3. Schmerzen vorbeugen
Regelmäßige körperliche Aktivität kann Schmerzen verhindern oder lindern. So steigert Bewegung das emotionale Wohlbefinden, setzt Endorphine frei und erhöht den Blutfluss und damit die Versorgung von Gelenken und Gewebe mit Nährstoffen. „Sport stärkt auch das Vertrauen in die eigenen Fähigkeiten“, erklärt Harriët Wittink, eine auf chronische Schmerzen spezialisierte Physiotherapeutin an der HU University of Applied Sciences Utrecht, Niederlanden.

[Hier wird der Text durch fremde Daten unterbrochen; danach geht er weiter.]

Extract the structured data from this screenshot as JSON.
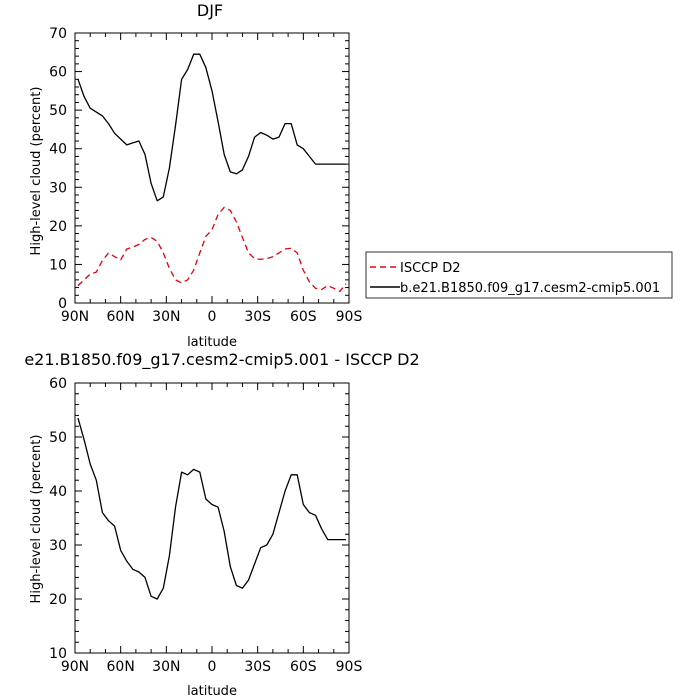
{
  "chart_data": [
    {
      "type": "line",
      "title": "DJF",
      "xlabel": "latitude",
      "ylabel": "High-level cloud (percent)",
      "xlim": [
        90,
        -90
      ],
      "ylim": [
        0,
        70
      ],
      "xticks": [
        "90N",
        "60N",
        "30N",
        "0",
        "30S",
        "60S",
        "90S"
      ],
      "xtick_values": [
        90,
        60,
        30,
        0,
        -30,
        -60,
        -90
      ],
      "yticks": [
        "0",
        "10",
        "20",
        "30",
        "40",
        "50",
        "60",
        "70"
      ],
      "ytick_values": [
        0,
        10,
        20,
        30,
        40,
        50,
        60,
        70
      ],
      "legend_position": "right",
      "series": [
        {
          "name": "ISCCP D2",
          "color": "#e8000b",
          "dash": "dashed",
          "x": [
            88,
            84,
            80,
            76,
            72,
            68,
            64,
            60,
            56,
            52,
            48,
            44,
            40,
            36,
            32,
            28,
            24,
            20,
            16,
            12,
            8,
            4,
            0,
            -4,
            -8,
            -12,
            -16,
            -20,
            -24,
            -28,
            -32,
            -36,
            -40,
            -44,
            -48,
            -52,
            -56,
            -60,
            -64,
            -68,
            -72,
            -76,
            -80,
            -84,
            -88
          ],
          "y": [
            4.5,
            6,
            7.5,
            8,
            11,
            13,
            12,
            11.2,
            14,
            14.5,
            15.2,
            16.5,
            17,
            16,
            13,
            9,
            6,
            5.2,
            6,
            8.5,
            13,
            17.3,
            19,
            23,
            24.8,
            24,
            21,
            17,
            13,
            11.5,
            11.3,
            11.5,
            12,
            13,
            14,
            14.2,
            13,
            8.5,
            5.5,
            3.8,
            3.5,
            4.5,
            3.8,
            3,
            5
          ]
        },
        {
          "name": "b.e21.B1850.f09_g17.cesm2-cmip5.001",
          "color": "#000000",
          "dash": "solid",
          "x": [
            88,
            84,
            80,
            76,
            72,
            68,
            64,
            60,
            56,
            52,
            48,
            44,
            40,
            36,
            32,
            28,
            24,
            20,
            16,
            12,
            8,
            4,
            0,
            -4,
            -8,
            -12,
            -16,
            -20,
            -24,
            -28,
            -32,
            -36,
            -40,
            -44,
            -48,
            -52,
            -56,
            -60,
            -64,
            -68,
            -72,
            -76,
            -80,
            -84,
            -88
          ],
          "y": [
            58,
            53.5,
            50.5,
            49.5,
            48.5,
            46.5,
            44,
            42.5,
            41,
            41.5,
            42,
            38.5,
            31,
            26.5,
            27.5,
            35,
            46,
            58,
            60.5,
            64.5,
            64.5,
            61,
            55,
            47,
            38.5,
            34,
            33.5,
            34.5,
            38,
            43,
            44.2,
            43.5,
            42.5,
            43,
            46.5,
            46.5,
            41,
            40,
            38,
            36,
            36,
            36,
            36,
            36,
            36
          ]
        }
      ]
    },
    {
      "type": "line",
      "title": "e21.B1850.f09_g17.cesm2-cmip5.001 - ISCCP D2",
      "xlabel": "latitude",
      "ylabel": "High-level cloud (percent)",
      "xlim": [
        90,
        -90
      ],
      "ylim": [
        10,
        60
      ],
      "xticks": [
        "90N",
        "60N",
        "30N",
        "0",
        "30S",
        "60S",
        "90S"
      ],
      "xtick_values": [
        90,
        60,
        30,
        0,
        -30,
        -60,
        -90
      ],
      "yticks": [
        "10",
        "20",
        "30",
        "40",
        "50",
        "60"
      ],
      "ytick_values": [
        10,
        20,
        30,
        40,
        50,
        60
      ],
      "series": [
        {
          "name": "",
          "color": "#000000",
          "dash": "solid",
          "x": [
            88,
            84,
            80,
            76,
            72,
            68,
            64,
            60,
            56,
            52,
            48,
            44,
            40,
            36,
            32,
            28,
            24,
            20,
            16,
            12,
            8,
            4,
            0,
            -4,
            -8,
            -12,
            -16,
            -20,
            -24,
            -28,
            -32,
            -36,
            -40,
            -44,
            -48,
            -52,
            -56,
            -60,
            -64,
            -68,
            -72,
            -76,
            -80,
            -84,
            -88
          ],
          "y": [
            53.5,
            49.5,
            45,
            42,
            36,
            34.5,
            33.5,
            29,
            27,
            25.5,
            25,
            24,
            20.5,
            20,
            22,
            28,
            37,
            43.5,
            43,
            44,
            43.5,
            38.5,
            37.5,
            37,
            32.5,
            26,
            22.5,
            22,
            23.5,
            26.5,
            29.5,
            30,
            32,
            36,
            40,
            43,
            43,
            37.5,
            36,
            35.5,
            33,
            31,
            31,
            31,
            31
          ]
        }
      ]
    }
  ]
}
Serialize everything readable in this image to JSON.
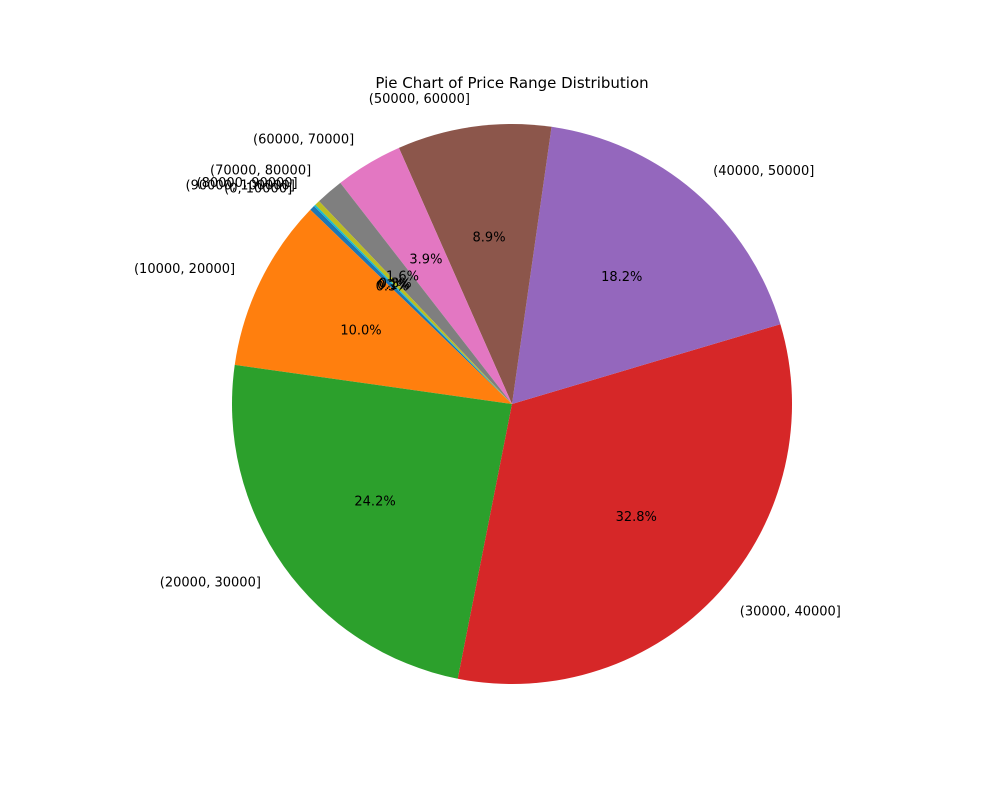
{
  "chart_data": {
    "type": "pie",
    "title": "Pie Chart of Price Range Distribution",
    "start_angle_deg": 135,
    "direction": "counterclockwise",
    "slices": [
      {
        "label": "(0, 10000]",
        "value": 0.3,
        "pct_label": "0.3%",
        "color": "#1f77b4"
      },
      {
        "label": "(10000, 20000]",
        "value": 10.0,
        "pct_label": "10.0%",
        "color": "#ff7f0e"
      },
      {
        "label": "(20000, 30000]",
        "value": 24.2,
        "pct_label": "24.2%",
        "color": "#2ca02c"
      },
      {
        "label": "(30000, 40000]",
        "value": 32.8,
        "pct_label": "32.8%",
        "color": "#d62728"
      },
      {
        "label": "(40000, 50000]",
        "value": 18.2,
        "pct_label": "18.2%",
        "color": "#9467bd"
      },
      {
        "label": "(50000, 60000]",
        "value": 8.9,
        "pct_label": "8.9%",
        "color": "#8c564b"
      },
      {
        "label": "(60000, 70000]",
        "value": 3.9,
        "pct_label": "3.9%",
        "color": "#e377c2"
      },
      {
        "label": "(70000, 80000]",
        "value": 1.6,
        "pct_label": "1.6%",
        "color": "#7f7f7f"
      },
      {
        "label": "(80000, 90000]",
        "value": 0.3,
        "pct_label": "0.3%",
        "color": "#bcbd22"
      },
      {
        "label": "(90000, 100000]",
        "value": 0.1,
        "pct_label": "0.1%",
        "color": "#17becf"
      }
    ]
  }
}
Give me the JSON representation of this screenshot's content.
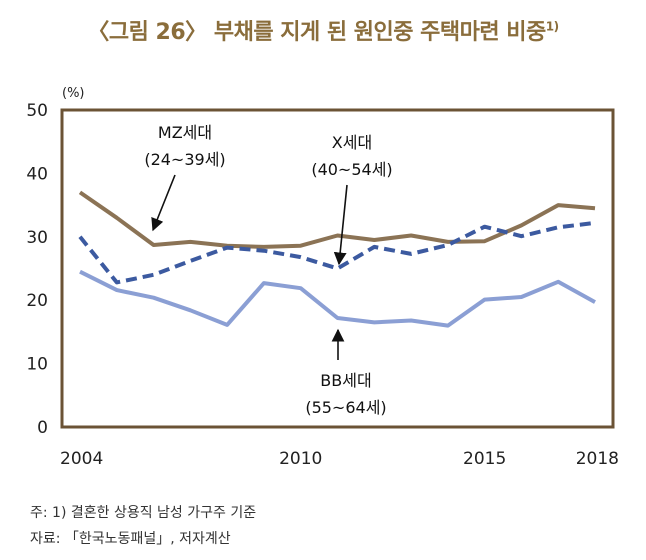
{
  "title": {
    "text": "〈그림 26〉 부채를 지게 된 원인중 주택마련 비중",
    "sup": "1)"
  },
  "footnotes": [
    "주: 1) 결혼한 상용직 남성 가구주 기준",
    "자료: 「한국노동패널」, 저자계산"
  ],
  "chart_data": {
    "type": "line",
    "title": "〈그림 26〉 부채를 지게 된 원인중 주택마련 비중",
    "ylabel": "(%)",
    "xlabel": "",
    "ylim": [
      0,
      50
    ],
    "yticks": [
      0,
      10,
      20,
      30,
      40,
      50
    ],
    "xticks": [
      2004,
      2010,
      2015,
      2018
    ],
    "x": [
      2004,
      2005,
      2006,
      2007,
      2008,
      2009,
      2010,
      2011,
      2012,
      2013,
      2014,
      2015,
      2016,
      2017,
      2018
    ],
    "grid": false,
    "series": [
      {
        "name": "MZ세대 (24~39세)",
        "label_lines": [
          "MZ세대",
          "(24~39세)"
        ],
        "color": "#8b7355",
        "dash": "solid",
        "values": [
          37,
          33,
          28.7,
          29.2,
          28.6,
          28.4,
          28.6,
          30.2,
          29.5,
          30.2,
          29.2,
          29.3,
          31.8,
          35,
          34.5
        ]
      },
      {
        "name": "X세대 (40~54세)",
        "label_lines": [
          "X세대",
          "(40~54세)"
        ],
        "color": "#3c5aa0",
        "dash": "dashed",
        "values": [
          30,
          22.8,
          24,
          26.2,
          28.3,
          27.8,
          26.8,
          25,
          28.4,
          27.3,
          28.7,
          31.6,
          30.1,
          31.5,
          32.2
        ]
      },
      {
        "name": "BB세대 (55~64세)",
        "label_lines": [
          "BB세대",
          "(55~64세)"
        ],
        "color": "#8b9fd4",
        "dash": "solid",
        "values": [
          24.5,
          21.6,
          20.4,
          18.4,
          16.1,
          22.7,
          21.9,
          17.2,
          16.5,
          16.8,
          16,
          20.1,
          20.5,
          22.9,
          19.7
        ]
      }
    ]
  }
}
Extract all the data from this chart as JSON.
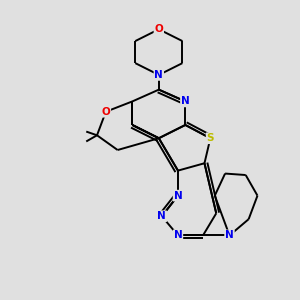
{
  "background_color": "#e0e0e0",
  "bond_color": "#000000",
  "atom_colors": {
    "N": "#0000ee",
    "O": "#ee0000",
    "S": "#bbbb00",
    "C": "#000000"
  },
  "figsize": [
    3.0,
    3.0
  ],
  "dpi": 100
}
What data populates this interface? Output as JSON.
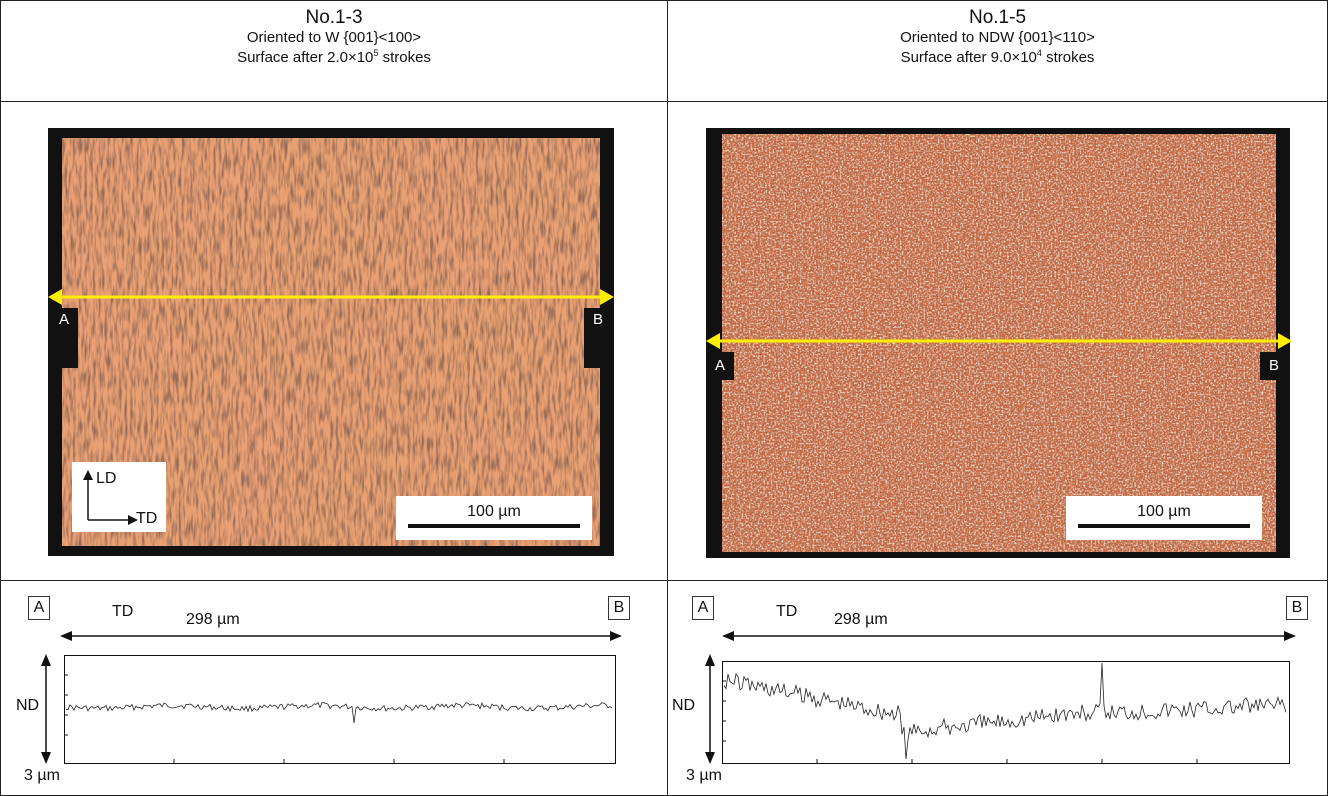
{
  "panels": [
    {
      "id": "No.1-3",
      "title": "No.1-3",
      "orientation_label": "Oriented to W {001}<100>",
      "surface_prefix": "Surface after 2.0×10",
      "surface_exp": "5",
      "surface_suffix": " strokes",
      "marker_a": "A",
      "marker_b": "B",
      "scale_bar": "100 µm",
      "axes": {
        "up": "LD",
        "right": "TD"
      },
      "profile": {
        "label_a": "A",
        "label_b": "B",
        "direction": "TD",
        "length": "298 µm",
        "vertical": "ND",
        "vertical_scale": "3 µm"
      },
      "image_tone": "#e39a6a"
    },
    {
      "id": "No.1-5",
      "title": "No.1-5",
      "orientation_label": "Oriented to NDW {001}<110>",
      "surface_prefix": "Surface after 9.0×10",
      "surface_exp": "4",
      "surface_suffix": " strokes",
      "marker_a": "A",
      "marker_b": "B",
      "scale_bar": "100 µm",
      "profile": {
        "label_a": "A",
        "label_b": "B",
        "direction": "TD",
        "length": "298 µm",
        "vertical": "ND",
        "vertical_scale": "3 µm"
      },
      "image_tone": "#c4603c"
    }
  ],
  "colors": {
    "line_marker": "#ffee00",
    "frame": "#111111",
    "grid": "#222222"
  }
}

Haben Sie Angst, dass Bewegung Ihre Schmerzen verschlimmert? Dann versuchen Sie schonendes Gehen oder wenig belastende Sportarten wie Tai Chi oder Aquagymnastik. Wenn Sie sich verletzt haben oder operiert wurden, kann Ihnen ein Physiotherapeut Übungen für zu Hause empfehlen, die Ihre Heilung unterstützen und Ihre Mobilität verbessern.